1 Horror Chapter 1 : The Birthday

Today is my birthday. I am really grateful to have friends and family that care for me. I have received a few gifts as well.

It is always the same, from the moment I open my eyes on my birthday till the time I close my eyes; so excited from the morning I wake up, going to school waiting for my friends' greetings, shyly receive the greetings from friends, receive a few gifts from friends with guilt, reach back home, doing whatever I want til dusk. And as soon night falls, I have dinner with family. Afterwards, mom call me out of my room, mom brings cake with litted candles on it, they sing songs, I blow candles out, cut cake, serve pieces of cake, eat cake receive gifts. Then, everything goes back to normal. Nothing special. As if I were in the spotlight for just a moment.

Sometimes I wonder if my birth was also the same, joyful for just a moment.

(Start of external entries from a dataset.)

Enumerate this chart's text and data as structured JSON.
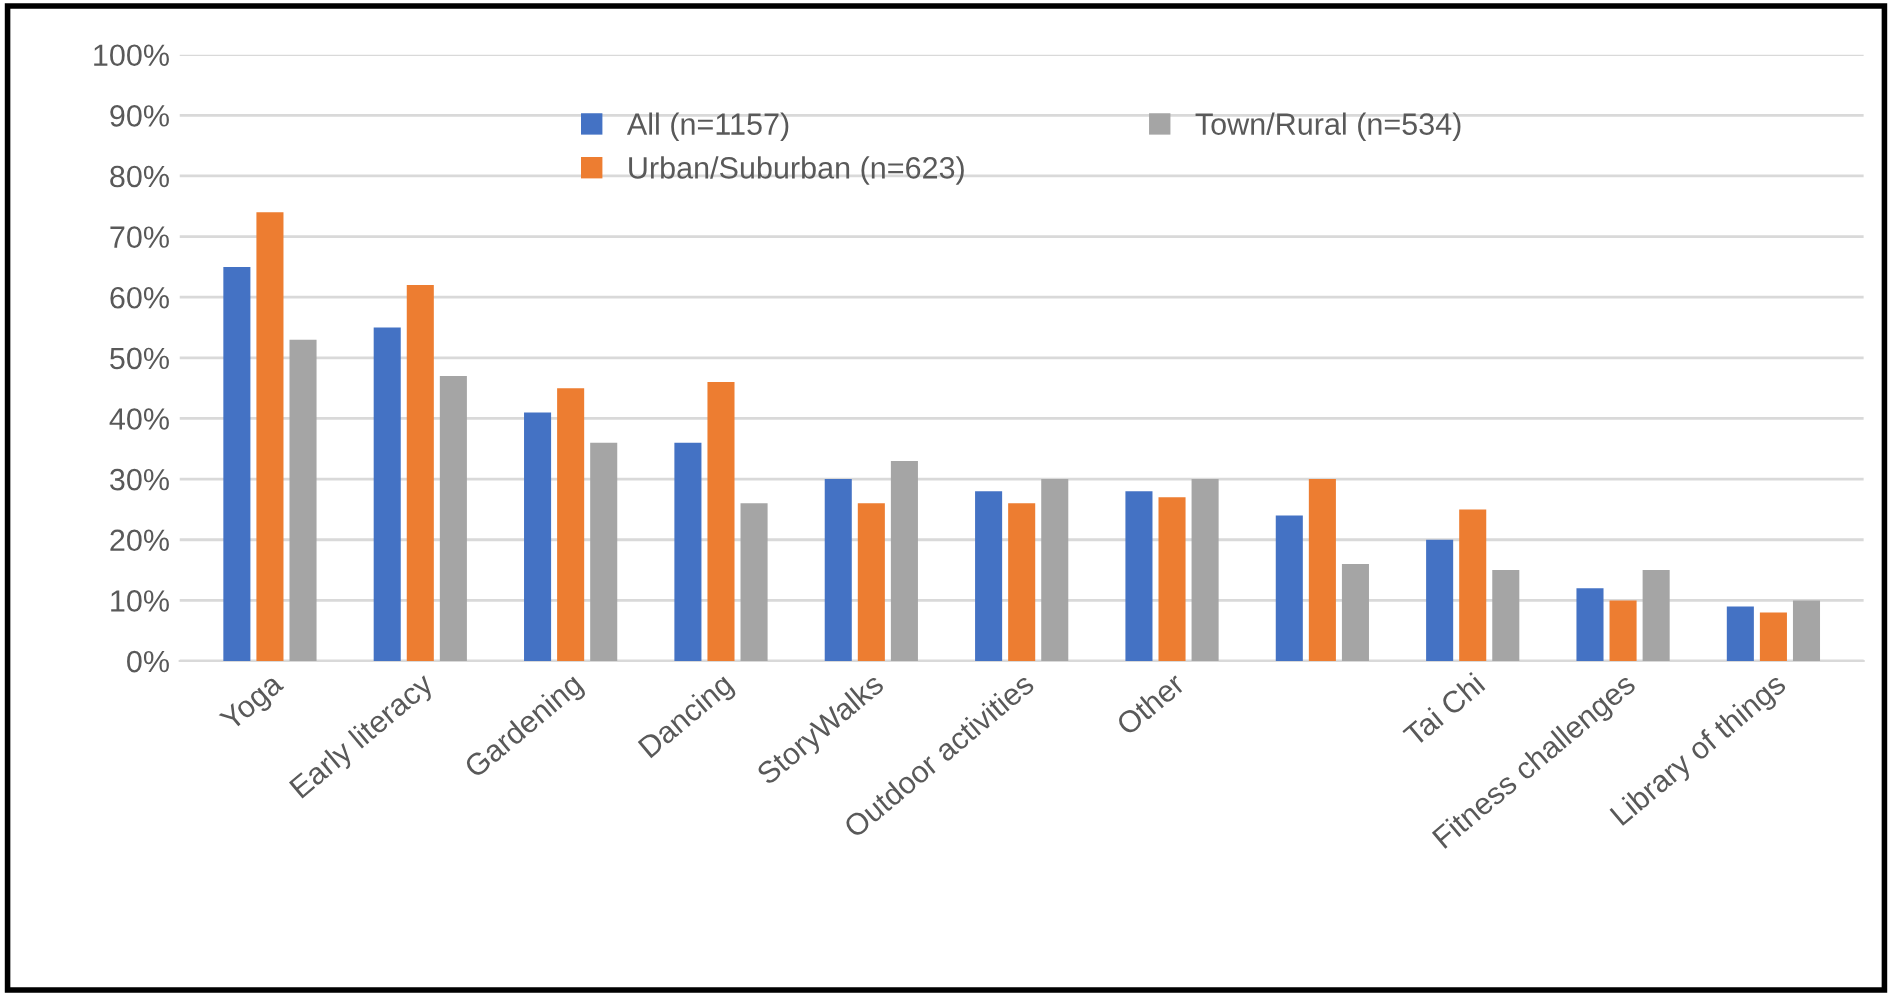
{
  "chart_data": {
    "type": "bar",
    "categories": [
      "Yoga",
      "Early literacy",
      "Gardening",
      "Dancing",
      "StoryWalks",
      "Outdoor activities",
      "Other",
      null,
      "Tai Chi",
      "Fitness challenges",
      "Library of things"
    ],
    "series": [
      {
        "name": "All (n=1157)",
        "color": "#4472c4",
        "values": [
          65,
          55,
          41,
          36,
          30,
          28,
          28,
          24,
          20,
          12,
          9
        ]
      },
      {
        "name": "Urban/Suburban (n=623)",
        "color": "#ed7d31",
        "values": [
          74,
          62,
          45,
          46,
          26,
          26,
          27,
          30,
          25,
          10,
          8
        ]
      },
      {
        "name": "Town/Rural (n=534)",
        "color": "#a5a5a5",
        "values": [
          53,
          47,
          36,
          26,
          33,
          30,
          30,
          16,
          15,
          15,
          10
        ]
      }
    ],
    "ylim": [
      0,
      100
    ],
    "yticks": [
      {
        "value": 0,
        "label": "0%"
      },
      {
        "value": 10,
        "label": "10%"
      },
      {
        "value": 20,
        "label": "20%"
      },
      {
        "value": 30,
        "label": "30%"
      },
      {
        "value": 40,
        "label": "40%"
      },
      {
        "value": 50,
        "label": "50%"
      },
      {
        "value": 60,
        "label": "60%"
      },
      {
        "value": 70,
        "label": "70%"
      },
      {
        "value": 80,
        "label": "80%"
      },
      {
        "value": 90,
        "label": "90%"
      },
      {
        "value": 100,
        "label": "100%"
      }
    ],
    "grid": "y",
    "legend": "top"
  }
}
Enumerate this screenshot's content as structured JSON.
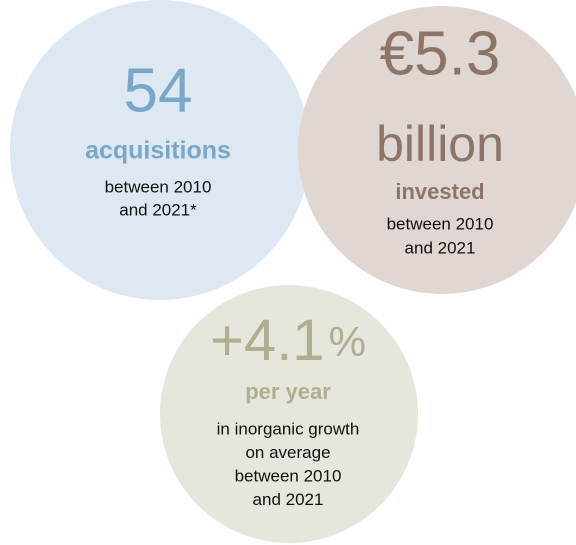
{
  "circles": [
    {
      "figure": "54",
      "label": "acquisitions",
      "lines": [
        "between 2010",
        "and 2021*"
      ]
    },
    {
      "figure": "€5.3",
      "figure_line2": "billion",
      "label": "invested",
      "lines": [
        "between 2010",
        "and 2021"
      ]
    },
    {
      "figure": "+4.1",
      "unit": "%",
      "label": "per year",
      "lines": [
        "in inorganic growth",
        "on average",
        "between 2010",
        "and 2021"
      ]
    }
  ]
}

But if it's my death, the feeling will always lingers. Those are the negative thoughts I have for birthdays, but I don't think that I am a negative person though.

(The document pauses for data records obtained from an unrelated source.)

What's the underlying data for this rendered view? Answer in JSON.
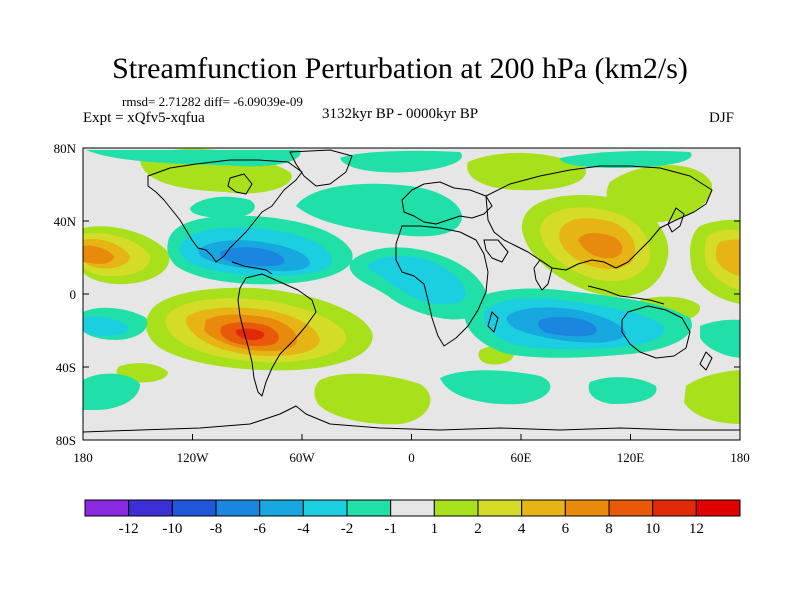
{
  "title": "Streamfunction Perturbation at 200 hPa (km2/s)",
  "stats": "rmsd= 2.71282 diff= -6.09039e-09",
  "experiment": "Expt = xQfv5-xqfua",
  "period": "3132kyr BP - 0000kyr BP",
  "season": "DJF",
  "lat_ticks": [
    "80N",
    "40N",
    "0",
    "40S",
    "80S"
  ],
  "lon_ticks": [
    "180",
    "120W",
    "60W",
    "0",
    "60E",
    "120E",
    "180"
  ],
  "colorbar": {
    "labels": [
      "-12",
      "-10",
      "-8",
      "-6",
      "-4",
      "-2",
      "-1",
      "1",
      "2",
      "4",
      "6",
      "8",
      "10",
      "12"
    ],
    "colors": [
      "#8a2be2",
      "#3c2fd6",
      "#2057d8",
      "#1a86e0",
      "#18a8e0",
      "#1ccfe0",
      "#20e0a8",
      "#e6e6e6",
      "#a8e01c",
      "#d4dc28",
      "#e6b414",
      "#e88a0c",
      "#e85a0a",
      "#e02a0a",
      "#e00000"
    ]
  }
}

But every birthday is the same, and that did not end there. Like I said, "from the moment I open my eyes on my birthday till the time I close my eyes". My mom would scold me to go to bed like every night, but since it is my birthday, there is another reason why I need to go to bed and mom would tell me to go to bed earlier tonight.

Lights off, air-condition on, bed neat.

Time to sleep.

It started happening "recently". By recently, I means it's been happening a few times. It happens everyday on my birthday. By now you could understand that it started a few years ago, 4 to be exact, it happened 3 times already. In the night, there would suddenly have a knock on my window, a quick two knocks on my window, and it happens every birthdays I have since that day.

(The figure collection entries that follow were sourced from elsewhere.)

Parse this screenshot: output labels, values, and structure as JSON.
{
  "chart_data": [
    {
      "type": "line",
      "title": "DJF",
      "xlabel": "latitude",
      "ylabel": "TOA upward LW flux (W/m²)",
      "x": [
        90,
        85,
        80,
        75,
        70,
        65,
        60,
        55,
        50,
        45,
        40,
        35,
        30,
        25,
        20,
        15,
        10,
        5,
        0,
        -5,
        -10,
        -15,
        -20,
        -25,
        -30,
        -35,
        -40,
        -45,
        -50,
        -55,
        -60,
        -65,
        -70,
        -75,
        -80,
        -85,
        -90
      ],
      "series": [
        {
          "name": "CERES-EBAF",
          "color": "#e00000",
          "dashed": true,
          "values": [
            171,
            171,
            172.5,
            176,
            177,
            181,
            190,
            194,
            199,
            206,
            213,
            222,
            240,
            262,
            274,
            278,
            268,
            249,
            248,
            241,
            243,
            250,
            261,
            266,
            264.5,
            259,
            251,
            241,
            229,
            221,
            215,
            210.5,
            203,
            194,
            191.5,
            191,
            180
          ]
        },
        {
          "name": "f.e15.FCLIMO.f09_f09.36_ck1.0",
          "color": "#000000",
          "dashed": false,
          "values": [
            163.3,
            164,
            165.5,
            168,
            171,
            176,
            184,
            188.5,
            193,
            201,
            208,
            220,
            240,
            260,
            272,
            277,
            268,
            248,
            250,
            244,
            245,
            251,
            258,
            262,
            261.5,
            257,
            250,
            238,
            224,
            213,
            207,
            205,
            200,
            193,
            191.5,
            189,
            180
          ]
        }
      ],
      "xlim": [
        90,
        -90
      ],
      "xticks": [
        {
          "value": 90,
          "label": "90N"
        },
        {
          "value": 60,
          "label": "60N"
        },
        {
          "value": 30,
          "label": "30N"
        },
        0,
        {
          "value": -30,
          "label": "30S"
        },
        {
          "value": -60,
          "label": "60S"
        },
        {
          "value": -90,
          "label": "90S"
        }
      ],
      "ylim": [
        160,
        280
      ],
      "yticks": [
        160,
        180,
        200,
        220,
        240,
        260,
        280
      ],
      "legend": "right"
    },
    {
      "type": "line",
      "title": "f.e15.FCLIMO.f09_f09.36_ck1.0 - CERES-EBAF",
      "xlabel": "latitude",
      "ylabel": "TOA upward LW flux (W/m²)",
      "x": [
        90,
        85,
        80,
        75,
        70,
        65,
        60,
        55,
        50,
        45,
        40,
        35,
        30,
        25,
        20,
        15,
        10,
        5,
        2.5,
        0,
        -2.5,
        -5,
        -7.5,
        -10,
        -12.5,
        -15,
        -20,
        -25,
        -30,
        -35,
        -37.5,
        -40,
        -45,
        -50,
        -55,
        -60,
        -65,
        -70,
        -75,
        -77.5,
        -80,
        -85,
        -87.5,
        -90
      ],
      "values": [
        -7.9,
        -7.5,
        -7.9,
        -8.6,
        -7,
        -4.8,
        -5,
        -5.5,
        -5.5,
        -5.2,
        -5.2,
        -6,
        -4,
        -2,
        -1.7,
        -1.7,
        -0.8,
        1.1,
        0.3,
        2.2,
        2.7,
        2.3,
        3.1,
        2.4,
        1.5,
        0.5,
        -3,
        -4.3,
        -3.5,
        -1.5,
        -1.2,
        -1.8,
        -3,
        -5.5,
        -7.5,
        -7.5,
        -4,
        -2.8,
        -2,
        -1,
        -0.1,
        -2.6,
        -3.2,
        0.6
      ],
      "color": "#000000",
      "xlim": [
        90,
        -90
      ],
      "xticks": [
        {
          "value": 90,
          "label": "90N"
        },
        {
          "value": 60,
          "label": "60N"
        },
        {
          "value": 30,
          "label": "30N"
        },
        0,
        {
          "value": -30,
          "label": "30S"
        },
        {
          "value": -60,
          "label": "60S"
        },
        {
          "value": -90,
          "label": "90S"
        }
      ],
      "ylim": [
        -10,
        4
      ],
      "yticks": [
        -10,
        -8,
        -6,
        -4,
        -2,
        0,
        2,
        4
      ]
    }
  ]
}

You see, last year, it happened on the same day but at that time my lights were on. I was chatting with a friend of mine. When it happened, it didn't stop after just a quick two knock but repeat; one-two, one-two, one-two.

Now, I am laying on my bed, and my bed is positioning beside my window but I could see the window the view I have laying down, but maybe I could get a little sight of my window from the mirror in front of my feet now.

I do not what will I happen this time but if I'm gone by tomorrow, I would like my beloved to know that I said goodbye and this is why I hate birthdays.